Matter of White (Lurie\MCommissioner of Labor)
2008 NY Slip Op 01883 [49 AD3d 932]
March 6, 2008
Appellate Division, Third Department
Published by New York State Law Reporting Bureau pursuant to Judiciary Law § 431.
As corrected through Wednesday, May 14, 2008


In the Matter of the Claim of Christopher D. White, Respondent. Jonathan B. Lurie, Doing Business as JBL Computer Solutions, Appellant; Commissioner of Labor, Respondent.

[*1] Jonathan B. Lurie, New York City, appellant pro se.

McNamee, Lochner, Titus & Williams, P.C., Albany (Francis J. Smith of counsel), for Christopher D. White, respondent.

Andrew M. Cuomo, Attorney General, New York City (Dawn A. Foshee of counsel), for Commissioner of Labor, respondent.

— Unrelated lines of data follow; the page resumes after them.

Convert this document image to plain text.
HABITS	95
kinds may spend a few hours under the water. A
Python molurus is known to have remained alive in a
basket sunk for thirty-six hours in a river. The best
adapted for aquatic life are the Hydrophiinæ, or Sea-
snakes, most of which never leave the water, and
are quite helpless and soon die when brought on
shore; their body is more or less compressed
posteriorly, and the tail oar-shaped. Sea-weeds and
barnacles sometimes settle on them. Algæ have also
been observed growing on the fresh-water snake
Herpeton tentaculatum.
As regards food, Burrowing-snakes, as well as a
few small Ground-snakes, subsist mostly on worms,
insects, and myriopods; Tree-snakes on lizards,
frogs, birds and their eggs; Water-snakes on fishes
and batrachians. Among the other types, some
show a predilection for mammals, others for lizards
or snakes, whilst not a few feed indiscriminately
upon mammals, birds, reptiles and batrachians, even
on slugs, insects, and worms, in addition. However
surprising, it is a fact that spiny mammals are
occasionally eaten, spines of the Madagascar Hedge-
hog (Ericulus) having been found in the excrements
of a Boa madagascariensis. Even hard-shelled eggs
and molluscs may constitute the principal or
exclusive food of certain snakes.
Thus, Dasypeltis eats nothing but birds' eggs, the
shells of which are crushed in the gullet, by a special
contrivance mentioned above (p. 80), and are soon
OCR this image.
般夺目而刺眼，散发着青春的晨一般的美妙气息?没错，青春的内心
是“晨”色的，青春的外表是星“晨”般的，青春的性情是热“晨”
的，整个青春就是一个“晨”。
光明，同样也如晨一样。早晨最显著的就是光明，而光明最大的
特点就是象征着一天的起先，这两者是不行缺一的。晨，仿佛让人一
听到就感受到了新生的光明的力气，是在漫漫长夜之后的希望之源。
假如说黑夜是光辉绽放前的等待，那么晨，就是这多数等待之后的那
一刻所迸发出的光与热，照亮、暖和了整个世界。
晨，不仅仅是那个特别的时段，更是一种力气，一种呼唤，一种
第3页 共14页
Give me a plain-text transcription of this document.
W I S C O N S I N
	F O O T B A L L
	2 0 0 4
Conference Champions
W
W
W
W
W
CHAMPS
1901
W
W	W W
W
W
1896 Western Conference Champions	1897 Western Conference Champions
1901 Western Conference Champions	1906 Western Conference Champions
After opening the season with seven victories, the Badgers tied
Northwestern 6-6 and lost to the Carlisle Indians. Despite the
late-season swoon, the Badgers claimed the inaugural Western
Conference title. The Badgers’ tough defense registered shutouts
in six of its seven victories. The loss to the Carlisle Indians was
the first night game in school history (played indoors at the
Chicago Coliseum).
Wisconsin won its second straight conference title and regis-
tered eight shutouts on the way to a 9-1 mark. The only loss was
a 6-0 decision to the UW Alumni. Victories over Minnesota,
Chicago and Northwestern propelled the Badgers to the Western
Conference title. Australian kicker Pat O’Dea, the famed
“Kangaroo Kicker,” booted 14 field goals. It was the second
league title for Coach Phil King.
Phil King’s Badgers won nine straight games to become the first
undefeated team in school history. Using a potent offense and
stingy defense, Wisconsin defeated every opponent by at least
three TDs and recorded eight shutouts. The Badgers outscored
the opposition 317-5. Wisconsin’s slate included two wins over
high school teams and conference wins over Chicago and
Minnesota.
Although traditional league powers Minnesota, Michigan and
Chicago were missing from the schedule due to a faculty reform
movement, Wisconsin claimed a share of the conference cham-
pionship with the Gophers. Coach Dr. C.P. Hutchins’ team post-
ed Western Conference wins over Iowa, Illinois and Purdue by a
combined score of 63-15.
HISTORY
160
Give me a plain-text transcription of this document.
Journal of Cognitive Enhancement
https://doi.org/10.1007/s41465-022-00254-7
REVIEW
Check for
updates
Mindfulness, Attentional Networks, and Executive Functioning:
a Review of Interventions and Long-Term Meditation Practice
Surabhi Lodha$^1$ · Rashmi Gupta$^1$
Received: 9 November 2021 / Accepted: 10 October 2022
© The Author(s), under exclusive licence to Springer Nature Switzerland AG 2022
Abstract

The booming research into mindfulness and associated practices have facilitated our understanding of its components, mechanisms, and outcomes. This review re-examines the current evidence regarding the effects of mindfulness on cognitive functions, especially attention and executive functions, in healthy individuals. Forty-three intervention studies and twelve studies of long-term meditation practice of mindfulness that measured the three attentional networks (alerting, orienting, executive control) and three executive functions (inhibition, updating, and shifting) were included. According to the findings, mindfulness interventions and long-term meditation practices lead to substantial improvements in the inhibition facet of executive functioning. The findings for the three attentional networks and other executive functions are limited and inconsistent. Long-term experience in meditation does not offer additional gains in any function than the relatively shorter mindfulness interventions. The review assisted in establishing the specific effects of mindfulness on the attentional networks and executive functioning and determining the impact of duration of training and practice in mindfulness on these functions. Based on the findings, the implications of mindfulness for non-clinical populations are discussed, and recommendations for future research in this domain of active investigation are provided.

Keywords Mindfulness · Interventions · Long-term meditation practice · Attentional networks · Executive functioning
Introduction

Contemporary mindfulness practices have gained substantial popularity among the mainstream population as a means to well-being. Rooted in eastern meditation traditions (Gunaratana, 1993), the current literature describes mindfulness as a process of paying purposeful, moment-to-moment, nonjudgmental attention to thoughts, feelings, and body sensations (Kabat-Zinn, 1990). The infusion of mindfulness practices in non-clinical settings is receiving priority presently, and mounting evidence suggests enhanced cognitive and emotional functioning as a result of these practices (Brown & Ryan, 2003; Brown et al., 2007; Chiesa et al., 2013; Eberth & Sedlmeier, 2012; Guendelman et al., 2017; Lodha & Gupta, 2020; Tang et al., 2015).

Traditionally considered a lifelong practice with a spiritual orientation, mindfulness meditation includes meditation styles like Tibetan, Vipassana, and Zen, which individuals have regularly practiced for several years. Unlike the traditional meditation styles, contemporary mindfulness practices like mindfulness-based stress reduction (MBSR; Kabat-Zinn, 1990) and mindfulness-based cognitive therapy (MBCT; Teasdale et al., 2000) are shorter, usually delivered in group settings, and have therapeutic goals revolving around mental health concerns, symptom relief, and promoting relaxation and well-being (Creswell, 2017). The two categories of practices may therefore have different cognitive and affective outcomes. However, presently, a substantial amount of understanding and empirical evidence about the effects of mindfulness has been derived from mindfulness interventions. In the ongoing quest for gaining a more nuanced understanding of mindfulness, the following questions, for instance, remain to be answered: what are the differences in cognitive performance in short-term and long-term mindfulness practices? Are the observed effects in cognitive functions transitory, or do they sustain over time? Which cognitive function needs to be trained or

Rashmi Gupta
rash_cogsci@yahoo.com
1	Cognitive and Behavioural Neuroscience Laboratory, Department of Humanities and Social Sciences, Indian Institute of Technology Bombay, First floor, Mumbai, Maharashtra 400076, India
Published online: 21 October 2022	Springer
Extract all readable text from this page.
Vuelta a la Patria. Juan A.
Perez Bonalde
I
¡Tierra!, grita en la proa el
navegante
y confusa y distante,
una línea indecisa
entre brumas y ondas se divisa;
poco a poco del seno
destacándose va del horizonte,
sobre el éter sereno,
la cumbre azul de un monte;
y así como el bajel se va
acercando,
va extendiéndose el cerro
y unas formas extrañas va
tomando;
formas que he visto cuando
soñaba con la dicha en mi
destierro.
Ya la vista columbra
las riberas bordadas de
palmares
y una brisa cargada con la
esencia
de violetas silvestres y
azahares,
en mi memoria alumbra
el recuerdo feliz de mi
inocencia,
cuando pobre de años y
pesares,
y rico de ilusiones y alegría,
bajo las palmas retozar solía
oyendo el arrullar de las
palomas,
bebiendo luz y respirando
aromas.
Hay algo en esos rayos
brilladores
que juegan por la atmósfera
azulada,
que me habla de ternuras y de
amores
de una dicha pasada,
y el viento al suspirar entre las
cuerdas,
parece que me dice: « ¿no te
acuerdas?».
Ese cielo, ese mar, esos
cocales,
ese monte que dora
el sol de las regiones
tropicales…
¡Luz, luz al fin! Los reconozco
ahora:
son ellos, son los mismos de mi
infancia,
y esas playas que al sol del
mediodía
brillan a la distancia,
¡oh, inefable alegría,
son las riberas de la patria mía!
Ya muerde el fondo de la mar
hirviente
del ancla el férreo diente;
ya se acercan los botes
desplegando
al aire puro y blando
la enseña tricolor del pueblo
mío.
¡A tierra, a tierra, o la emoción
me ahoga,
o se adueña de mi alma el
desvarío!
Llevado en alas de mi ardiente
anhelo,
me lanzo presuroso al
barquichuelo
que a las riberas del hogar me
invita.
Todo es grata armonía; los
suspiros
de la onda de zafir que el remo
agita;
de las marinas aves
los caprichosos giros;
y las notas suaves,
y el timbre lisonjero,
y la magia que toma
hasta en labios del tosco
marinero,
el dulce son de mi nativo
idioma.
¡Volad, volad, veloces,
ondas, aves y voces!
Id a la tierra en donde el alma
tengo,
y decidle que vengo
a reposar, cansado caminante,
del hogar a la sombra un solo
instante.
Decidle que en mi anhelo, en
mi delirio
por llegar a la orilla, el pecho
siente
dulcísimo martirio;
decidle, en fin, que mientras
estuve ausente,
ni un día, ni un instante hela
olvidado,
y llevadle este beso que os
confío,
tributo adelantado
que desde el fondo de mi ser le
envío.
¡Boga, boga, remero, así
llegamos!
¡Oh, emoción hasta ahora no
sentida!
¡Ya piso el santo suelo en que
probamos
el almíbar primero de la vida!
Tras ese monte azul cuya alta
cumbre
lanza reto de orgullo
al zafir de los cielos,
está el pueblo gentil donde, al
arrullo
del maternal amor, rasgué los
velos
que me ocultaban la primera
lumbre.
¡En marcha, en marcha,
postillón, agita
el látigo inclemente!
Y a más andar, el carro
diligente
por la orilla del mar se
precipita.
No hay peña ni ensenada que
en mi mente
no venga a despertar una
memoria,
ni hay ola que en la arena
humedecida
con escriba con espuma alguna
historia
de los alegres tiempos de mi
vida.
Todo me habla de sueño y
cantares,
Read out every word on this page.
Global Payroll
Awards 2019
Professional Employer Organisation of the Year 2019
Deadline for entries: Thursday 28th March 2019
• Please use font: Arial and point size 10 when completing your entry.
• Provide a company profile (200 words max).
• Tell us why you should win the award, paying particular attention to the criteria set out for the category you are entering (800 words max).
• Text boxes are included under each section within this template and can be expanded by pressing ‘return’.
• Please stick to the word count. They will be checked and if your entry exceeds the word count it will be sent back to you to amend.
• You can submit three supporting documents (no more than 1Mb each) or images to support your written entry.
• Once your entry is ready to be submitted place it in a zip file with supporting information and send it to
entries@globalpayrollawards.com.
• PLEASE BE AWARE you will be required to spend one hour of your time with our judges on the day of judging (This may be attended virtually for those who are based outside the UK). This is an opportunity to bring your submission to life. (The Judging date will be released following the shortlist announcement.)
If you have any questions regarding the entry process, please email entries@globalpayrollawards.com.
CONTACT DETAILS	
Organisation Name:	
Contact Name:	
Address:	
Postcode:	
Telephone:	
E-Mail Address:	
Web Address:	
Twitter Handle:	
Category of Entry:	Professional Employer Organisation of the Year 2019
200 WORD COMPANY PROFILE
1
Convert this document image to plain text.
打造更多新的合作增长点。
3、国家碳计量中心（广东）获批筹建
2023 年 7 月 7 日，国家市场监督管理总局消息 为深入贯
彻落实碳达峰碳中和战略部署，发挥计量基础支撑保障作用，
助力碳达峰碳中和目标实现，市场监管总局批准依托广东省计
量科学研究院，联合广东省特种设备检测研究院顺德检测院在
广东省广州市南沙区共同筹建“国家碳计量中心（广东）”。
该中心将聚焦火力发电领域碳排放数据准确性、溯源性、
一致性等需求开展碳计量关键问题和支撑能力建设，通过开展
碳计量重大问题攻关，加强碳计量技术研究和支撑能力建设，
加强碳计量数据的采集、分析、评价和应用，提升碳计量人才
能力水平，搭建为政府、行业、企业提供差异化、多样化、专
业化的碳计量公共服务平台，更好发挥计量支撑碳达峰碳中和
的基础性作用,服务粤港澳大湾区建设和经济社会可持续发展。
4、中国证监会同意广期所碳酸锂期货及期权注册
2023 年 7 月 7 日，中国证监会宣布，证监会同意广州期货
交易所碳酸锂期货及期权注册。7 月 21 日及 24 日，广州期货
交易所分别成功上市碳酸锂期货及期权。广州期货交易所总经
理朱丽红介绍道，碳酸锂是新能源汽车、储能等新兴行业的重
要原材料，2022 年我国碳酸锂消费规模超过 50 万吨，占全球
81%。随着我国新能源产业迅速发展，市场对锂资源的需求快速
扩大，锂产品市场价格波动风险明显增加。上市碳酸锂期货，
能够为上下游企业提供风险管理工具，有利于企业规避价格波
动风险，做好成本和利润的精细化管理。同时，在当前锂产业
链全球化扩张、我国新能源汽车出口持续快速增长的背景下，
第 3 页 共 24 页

Appeals from two decisions of the Unemployment Insurance Appeal Board, filed July 31, 2006, which, upon reconsideration, adhered to its prior decisions ruling, among other things, that the employer's request for a hearing was untimely.

On November 23, 2004, the Department of Labor issued an initial determination holding claimant eligible to receive unemployment insurance benefits and the employer liable for contributions based on remuneration paid to claimant and others similarly situated. However, the employer did not request a hearing challenging the determination until March 3, 2005. Following a hearing on the issue, in two separate decisions, an Administrative Law Judge found that the hearing request was untimely as to the issue of claimant's eligibility and as to the issue of the employer's liability for contributions. These decisions were subsequently affirmed by the Unemployment Insurance Appeal Board. The employer successfully moved to reopen and, upon reconsideration, the Board adhered to its prior decisions, prompting these appeals. [*2]

Pursuant to Labor Law § 620 (2), an employer has 30 days from the mailing or personal delivery of a contested determination to request a hearing. Although the employer offered an excuse for its failure to request a hearing within the 30-day period following the November 23, 2004 determination, "the statutory time period in which to request a hearing is to be strictly construed, and the statute contains no provision permitting an extension of time in which an employer can request a hearing" (Matter of Rago [Resource One, Inc.—Commissioner of Labor], 22 AD3d 1002, 1002 [2005]; see Matter of Schwartz [Durhon Oldham Natl. Income Life—Commissioner of Labor], 17 AD3d 903, 903-904 [2005]). Accordingly, we will not disturb the Board's decisions with respect to timeliness. In view of our disposition, we need not address the employer's remaining claims.

Cardona, P.J., Peters, Spain, Rose and Lahtinen, JJ., concur. Ordered that the decisions are affirmed, without costs.